By Robert Stowe England

July 15, 2009

Michael Barr, assistant secretary for financial institutions, today revealed a new item on the Administration's refinancial regulatory reform agenda: the regulation of hedge funds.

Hedge funds and investment advisors above the $30 million threshold will have to register with the Securities and Exchange Commission and be required to disclose to regulators and investors "more information about the characteristics of their advised hedge funds -- including asset size, borrowings, [and] off-balance sheet exposure," among other things, Barr said in a speech at the Exchequer Club of Washington, D.C.

The full text of Barr's speech, which was dedicated to explaining the rationale behind Treasury proposed regulatory overhaul, is at this link:

"Registration and disclosure will help to protect investors from fraud or abuse, and [also help] to protect the financial system from unacceptable systemic risks building up outside prudentially supervised institutions," the treasury said.

The proposed regulation of hedge funds is part of a broader overhaul aimed at filling the regulatory holes that federal regulators contend contributed to the financial meltdown last year.

"This crisis . . . clearly demonstrated that risks to the system can emerge from all corners of the financial markets and from any of our financial institutions," Barr said.

"Our approach is to bring these institutions and markets into a comprehensive system, where risks are disclosed and can be monitored by regulators as necessary," he added.

The very largest hedge funds will face even more regulation, according to Barr, who did not reveal what level of assets would place a hedge fund in this category.

"Hedge funds that are found to be so large, leveraged, or interconnected that they pose a threat to financial stability will be regulated as Tier 1 [Financial Holding Companies], with the regulator having the authority and responsibility to regulate these firms not just to protect their individual safety and soundness but to protect the entire financial system," Barr explained.

These very large hedge funds would be under the regulatory oversight of both the Federal Reserve and the proposed Financial Services Oversight Council contained in the broader overhaul measure.

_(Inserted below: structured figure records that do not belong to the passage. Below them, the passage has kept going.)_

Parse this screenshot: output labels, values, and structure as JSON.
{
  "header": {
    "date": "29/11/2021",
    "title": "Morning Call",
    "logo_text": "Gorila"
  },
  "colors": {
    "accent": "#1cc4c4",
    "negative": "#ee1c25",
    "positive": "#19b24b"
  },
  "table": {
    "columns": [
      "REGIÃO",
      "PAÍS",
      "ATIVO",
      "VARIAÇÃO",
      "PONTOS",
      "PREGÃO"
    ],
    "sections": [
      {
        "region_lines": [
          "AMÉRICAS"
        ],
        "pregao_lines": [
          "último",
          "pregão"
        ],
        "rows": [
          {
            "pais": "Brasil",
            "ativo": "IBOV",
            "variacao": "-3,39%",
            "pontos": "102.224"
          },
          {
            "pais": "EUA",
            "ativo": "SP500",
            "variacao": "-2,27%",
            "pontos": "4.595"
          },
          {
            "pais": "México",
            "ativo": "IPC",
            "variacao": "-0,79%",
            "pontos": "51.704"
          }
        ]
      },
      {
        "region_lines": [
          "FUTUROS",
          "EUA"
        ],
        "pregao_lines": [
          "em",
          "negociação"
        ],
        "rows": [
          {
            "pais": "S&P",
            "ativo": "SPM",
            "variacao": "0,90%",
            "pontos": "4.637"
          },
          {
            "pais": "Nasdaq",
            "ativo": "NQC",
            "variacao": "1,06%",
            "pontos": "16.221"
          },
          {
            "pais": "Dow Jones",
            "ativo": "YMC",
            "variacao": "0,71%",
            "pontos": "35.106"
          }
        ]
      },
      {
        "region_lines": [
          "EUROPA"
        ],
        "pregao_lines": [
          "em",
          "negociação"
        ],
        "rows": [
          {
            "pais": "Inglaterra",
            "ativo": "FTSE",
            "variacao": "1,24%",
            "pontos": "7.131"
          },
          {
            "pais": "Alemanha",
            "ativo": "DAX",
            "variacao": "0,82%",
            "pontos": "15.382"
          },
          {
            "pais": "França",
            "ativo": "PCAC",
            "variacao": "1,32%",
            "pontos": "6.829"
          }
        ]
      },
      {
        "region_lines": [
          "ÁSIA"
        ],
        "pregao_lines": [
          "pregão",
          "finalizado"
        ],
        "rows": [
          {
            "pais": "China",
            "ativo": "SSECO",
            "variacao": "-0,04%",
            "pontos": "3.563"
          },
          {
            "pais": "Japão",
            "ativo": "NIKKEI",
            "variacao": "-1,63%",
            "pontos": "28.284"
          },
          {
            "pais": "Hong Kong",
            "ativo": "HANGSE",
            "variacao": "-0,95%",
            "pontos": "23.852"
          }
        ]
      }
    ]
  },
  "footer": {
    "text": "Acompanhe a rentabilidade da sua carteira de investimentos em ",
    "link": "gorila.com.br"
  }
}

Barr identified three segments of the financial markets that have been targeted for new regulation: over-the-counter derivatives markets, the securitization markets, and hedge funds.

Barr briefly explained why hedge funds need to be regulated.

"Hedge funds do not appear to have been at the center of the current crisis," he acknowledged, "but deleveraging by hedge funds contributed to the strain on financial markets."

The lack of transparency in hedge funds "contributed to market uncertainity and instability," the assistant secretary said.

"These firms continue to present unknown risks, and that lack of transparency is no longer tenable," Barr explained.

"We need a system that lets regulators see risks as they emerge across the financial system," Barr said.

In summing up the Administration's reform proposal, Barr observed, "Markets require clear rules of the road, consumers rely on the truth and fair dealing of financial institutions, and regulation must be consistent, comprehensive and accountable."

"The President's plan lays a new foundation for financial regulation that will once again help to make our markets vital and strong."